Fortress Investment Group LLC, a private-equity and hedge-fund manager, lost $125.7 million buying phony promissory notes supposedly issued by Solow Realty & Development Co.. Hedge-fund firm Elliott Management Corporation lost $101.1 million; Eton Park Capital Management LP lost $84.4 million; Perella Weinberg Partners, $46 million; Concordia Advisors LLC, $22.3 million; Novator Partners, $20 million; and Meyer Ventures LLC, $13.4 million.

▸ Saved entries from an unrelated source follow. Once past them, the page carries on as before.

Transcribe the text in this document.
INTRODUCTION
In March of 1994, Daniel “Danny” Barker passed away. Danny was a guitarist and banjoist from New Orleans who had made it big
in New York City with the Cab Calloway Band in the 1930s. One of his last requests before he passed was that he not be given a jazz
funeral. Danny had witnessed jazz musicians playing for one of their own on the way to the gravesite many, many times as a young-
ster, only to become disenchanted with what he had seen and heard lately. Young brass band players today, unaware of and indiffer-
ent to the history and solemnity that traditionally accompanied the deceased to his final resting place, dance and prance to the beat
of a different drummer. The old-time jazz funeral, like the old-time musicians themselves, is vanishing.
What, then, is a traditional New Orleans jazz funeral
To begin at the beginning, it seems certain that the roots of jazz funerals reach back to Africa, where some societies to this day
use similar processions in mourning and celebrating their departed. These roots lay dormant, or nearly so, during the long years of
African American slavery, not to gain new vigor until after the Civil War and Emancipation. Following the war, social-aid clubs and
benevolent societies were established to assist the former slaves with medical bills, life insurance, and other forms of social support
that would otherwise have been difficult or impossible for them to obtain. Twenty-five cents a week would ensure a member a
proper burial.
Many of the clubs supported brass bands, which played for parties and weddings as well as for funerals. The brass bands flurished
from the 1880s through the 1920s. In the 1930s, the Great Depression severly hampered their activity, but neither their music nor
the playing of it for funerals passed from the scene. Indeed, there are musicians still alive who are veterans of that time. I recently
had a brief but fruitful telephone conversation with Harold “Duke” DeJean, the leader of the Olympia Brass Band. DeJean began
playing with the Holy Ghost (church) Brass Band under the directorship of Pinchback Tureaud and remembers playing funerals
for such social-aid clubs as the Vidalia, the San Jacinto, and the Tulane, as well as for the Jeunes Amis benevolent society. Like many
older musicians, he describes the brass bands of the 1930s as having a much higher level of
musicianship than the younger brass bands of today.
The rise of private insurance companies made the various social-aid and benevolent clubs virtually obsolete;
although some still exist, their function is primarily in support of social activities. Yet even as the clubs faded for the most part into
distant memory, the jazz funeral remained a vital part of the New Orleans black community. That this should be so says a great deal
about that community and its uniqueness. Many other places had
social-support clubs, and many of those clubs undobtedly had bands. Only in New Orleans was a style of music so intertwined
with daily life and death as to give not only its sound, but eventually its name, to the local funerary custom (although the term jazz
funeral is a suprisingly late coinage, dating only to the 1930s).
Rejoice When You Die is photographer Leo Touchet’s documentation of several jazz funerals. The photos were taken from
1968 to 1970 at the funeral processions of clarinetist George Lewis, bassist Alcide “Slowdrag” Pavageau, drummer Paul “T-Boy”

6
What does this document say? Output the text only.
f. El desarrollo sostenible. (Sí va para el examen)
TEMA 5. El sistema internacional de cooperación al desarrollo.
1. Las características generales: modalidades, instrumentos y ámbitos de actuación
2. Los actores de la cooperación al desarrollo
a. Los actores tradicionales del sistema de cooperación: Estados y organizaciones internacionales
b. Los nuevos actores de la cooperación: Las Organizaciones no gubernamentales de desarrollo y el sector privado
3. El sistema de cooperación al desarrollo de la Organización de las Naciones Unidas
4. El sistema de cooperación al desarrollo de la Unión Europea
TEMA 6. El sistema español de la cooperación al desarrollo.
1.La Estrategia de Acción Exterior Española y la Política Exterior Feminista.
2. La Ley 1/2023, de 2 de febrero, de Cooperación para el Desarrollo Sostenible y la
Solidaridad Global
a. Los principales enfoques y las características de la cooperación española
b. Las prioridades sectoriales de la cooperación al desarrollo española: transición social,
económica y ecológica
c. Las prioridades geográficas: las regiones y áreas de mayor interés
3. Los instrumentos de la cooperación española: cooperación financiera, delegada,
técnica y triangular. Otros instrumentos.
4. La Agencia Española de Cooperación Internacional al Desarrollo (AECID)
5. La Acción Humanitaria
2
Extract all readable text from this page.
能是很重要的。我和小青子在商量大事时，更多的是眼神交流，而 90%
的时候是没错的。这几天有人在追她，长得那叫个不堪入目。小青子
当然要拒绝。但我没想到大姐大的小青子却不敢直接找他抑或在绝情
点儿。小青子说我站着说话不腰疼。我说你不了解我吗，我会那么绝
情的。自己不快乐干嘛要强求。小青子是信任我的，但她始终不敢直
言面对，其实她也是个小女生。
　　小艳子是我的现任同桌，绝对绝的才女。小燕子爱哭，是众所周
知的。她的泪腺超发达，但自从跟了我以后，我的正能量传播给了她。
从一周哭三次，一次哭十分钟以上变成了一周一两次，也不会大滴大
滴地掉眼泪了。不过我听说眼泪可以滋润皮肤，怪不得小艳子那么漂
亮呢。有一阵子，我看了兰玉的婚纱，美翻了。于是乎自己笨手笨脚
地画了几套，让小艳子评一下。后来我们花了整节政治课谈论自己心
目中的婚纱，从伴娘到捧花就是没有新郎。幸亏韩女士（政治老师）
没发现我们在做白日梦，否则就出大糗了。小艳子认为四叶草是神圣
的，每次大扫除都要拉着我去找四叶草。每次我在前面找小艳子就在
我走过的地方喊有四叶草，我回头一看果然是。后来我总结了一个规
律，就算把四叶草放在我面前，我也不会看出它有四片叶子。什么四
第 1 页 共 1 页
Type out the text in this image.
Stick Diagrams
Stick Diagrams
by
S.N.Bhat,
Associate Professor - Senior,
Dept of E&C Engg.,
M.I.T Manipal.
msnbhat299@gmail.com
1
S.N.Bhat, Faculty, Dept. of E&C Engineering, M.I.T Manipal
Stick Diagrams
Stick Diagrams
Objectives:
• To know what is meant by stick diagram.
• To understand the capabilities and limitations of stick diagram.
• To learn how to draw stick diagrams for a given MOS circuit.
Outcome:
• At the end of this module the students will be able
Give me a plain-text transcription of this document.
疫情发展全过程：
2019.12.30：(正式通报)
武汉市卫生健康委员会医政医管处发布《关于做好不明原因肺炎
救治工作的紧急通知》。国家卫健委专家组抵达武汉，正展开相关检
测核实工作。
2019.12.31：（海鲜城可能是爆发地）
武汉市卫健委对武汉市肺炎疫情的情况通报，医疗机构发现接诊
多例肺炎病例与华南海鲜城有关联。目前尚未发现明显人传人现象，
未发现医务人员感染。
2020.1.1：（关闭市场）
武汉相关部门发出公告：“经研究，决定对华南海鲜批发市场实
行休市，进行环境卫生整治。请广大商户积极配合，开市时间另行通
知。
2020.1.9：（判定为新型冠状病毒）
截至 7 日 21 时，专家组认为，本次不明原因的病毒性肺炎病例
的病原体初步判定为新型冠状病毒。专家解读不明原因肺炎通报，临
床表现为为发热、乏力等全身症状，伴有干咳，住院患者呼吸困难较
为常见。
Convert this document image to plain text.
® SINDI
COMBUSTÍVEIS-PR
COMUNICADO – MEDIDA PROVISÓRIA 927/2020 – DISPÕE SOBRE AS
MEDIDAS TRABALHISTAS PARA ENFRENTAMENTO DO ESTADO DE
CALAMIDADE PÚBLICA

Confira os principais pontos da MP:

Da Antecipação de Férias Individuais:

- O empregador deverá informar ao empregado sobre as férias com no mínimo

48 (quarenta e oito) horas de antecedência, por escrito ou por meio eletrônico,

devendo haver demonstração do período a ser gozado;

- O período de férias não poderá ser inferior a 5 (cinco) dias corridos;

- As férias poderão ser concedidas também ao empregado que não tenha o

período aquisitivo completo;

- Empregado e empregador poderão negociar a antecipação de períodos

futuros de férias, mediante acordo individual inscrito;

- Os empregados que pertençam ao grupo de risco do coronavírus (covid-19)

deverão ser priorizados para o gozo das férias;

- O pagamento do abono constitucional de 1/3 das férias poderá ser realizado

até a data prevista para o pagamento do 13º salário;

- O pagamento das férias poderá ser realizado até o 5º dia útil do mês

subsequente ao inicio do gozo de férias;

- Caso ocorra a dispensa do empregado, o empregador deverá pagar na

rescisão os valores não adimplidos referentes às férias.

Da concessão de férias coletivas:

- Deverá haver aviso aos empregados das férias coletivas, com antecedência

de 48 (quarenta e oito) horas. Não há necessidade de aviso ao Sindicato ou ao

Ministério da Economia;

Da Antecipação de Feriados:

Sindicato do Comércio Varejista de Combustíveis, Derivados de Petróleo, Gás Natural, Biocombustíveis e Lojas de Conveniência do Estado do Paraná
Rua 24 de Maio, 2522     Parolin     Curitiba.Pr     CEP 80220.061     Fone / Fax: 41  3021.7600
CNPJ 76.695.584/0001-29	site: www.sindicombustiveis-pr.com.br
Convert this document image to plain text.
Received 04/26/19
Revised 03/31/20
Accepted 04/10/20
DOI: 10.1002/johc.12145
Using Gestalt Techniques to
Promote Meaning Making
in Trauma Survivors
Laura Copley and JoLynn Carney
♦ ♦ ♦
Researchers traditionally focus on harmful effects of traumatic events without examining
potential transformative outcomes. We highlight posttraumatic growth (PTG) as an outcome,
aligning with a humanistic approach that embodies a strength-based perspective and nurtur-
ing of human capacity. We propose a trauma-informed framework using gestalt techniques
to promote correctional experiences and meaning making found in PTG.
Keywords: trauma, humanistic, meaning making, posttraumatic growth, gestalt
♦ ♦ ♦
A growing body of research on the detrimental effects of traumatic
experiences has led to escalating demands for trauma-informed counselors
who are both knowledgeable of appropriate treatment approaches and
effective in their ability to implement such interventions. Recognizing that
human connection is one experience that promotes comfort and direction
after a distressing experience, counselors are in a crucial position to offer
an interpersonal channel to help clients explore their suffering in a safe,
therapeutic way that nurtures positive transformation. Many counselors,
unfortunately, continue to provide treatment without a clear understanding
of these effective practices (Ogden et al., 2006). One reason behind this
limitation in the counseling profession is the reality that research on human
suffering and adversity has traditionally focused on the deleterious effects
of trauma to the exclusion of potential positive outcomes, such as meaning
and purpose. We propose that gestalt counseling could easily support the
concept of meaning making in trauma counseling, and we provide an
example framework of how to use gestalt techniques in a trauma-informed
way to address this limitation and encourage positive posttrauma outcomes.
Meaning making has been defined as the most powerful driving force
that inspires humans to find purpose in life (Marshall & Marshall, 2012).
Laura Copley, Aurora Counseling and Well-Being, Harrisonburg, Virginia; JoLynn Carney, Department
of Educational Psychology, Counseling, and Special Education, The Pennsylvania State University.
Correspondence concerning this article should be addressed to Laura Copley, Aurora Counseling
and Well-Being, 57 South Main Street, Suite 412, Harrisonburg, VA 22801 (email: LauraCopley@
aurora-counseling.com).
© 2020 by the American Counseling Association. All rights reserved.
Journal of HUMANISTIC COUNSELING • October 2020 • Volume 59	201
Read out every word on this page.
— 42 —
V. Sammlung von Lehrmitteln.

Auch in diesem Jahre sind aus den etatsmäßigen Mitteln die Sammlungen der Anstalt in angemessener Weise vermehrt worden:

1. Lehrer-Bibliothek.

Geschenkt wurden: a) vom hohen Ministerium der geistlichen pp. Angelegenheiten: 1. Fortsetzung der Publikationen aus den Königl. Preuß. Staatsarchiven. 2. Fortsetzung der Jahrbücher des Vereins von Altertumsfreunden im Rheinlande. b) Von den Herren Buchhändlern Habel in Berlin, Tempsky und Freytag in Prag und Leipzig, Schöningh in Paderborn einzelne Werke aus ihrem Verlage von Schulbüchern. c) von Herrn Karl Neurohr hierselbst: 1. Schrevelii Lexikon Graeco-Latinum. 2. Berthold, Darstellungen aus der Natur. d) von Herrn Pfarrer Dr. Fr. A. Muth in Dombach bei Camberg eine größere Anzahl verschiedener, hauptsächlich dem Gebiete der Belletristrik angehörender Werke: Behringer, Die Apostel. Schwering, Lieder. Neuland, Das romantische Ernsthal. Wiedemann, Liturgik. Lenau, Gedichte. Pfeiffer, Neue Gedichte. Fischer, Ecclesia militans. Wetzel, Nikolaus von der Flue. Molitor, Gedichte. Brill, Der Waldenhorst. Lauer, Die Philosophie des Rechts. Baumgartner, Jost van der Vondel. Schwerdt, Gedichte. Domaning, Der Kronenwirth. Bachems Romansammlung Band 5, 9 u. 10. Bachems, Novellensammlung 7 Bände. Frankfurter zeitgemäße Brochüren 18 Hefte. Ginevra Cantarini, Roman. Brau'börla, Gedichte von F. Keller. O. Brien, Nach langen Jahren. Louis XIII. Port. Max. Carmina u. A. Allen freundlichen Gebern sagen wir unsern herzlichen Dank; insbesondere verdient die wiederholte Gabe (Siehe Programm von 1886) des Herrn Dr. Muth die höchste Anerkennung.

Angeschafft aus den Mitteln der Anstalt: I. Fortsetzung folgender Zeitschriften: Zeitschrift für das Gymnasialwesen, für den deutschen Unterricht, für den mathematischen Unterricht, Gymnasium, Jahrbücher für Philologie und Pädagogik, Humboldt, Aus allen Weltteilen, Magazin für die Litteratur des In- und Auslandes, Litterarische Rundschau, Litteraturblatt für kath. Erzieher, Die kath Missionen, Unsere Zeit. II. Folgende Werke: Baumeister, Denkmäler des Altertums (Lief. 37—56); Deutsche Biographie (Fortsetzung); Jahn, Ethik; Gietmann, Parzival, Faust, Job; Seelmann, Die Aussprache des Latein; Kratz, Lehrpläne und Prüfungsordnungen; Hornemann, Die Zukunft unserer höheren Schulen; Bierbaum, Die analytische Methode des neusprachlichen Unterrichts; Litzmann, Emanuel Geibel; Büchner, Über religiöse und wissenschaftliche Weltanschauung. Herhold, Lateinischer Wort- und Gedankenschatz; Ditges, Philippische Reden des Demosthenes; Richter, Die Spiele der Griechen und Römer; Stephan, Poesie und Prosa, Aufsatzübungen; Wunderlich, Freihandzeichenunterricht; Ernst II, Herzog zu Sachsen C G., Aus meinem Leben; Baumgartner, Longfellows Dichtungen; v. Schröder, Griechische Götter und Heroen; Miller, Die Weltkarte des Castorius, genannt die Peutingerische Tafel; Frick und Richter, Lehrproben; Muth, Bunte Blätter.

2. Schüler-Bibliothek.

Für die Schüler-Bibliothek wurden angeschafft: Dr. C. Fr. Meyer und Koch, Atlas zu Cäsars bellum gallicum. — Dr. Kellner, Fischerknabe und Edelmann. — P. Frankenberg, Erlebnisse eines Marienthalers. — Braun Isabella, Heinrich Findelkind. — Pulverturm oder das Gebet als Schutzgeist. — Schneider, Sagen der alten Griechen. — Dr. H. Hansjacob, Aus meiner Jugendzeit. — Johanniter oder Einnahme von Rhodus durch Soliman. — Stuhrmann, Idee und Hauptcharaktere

Dreier owed more than $40-million to various creditors, including many of the firm's lawyers. Chapter 7 Trustee Salvatore LaMonica, who was in charge of Dreier's personal bankruptcy case asked the bankruptcy court for permission to hire an auctioneer to sell off Dreier's three properties: the Upper East Side apartment and the two neighboring properties in the Hamptons.

==In popular culture==

Unraveled, which includes interviews with Dreier and his son while Dreier awaited sentencing, was shown in the UK on BBC 4 on September 5, 2012, under the title "The $750 Million Thief", as a 1-hour 20 minute documentary in BBC-TV's series "Storyville".

American Greed, Episode 48, "Hedge Fund Imposter", profiled Marc Dreier and his crimes.

Marc Dreier's only television interview aired in 2009 on 60 Minutes titled "The Swindler", which was hosted by Steve Kroft. Dreier notes that he thought he would be featured on 60 Minutes for something good that he had done, not for something bad. Kroft asks Dreier a question that was asked of Bernie Madoff, who many people find similarities with, about how someone could have kept up a scam for so long. Dreier noted that he had multiple stressors simultaneously that kept up his focus: the scam, a legitimate law business (funded by the scam), and his work as a practicing attorney.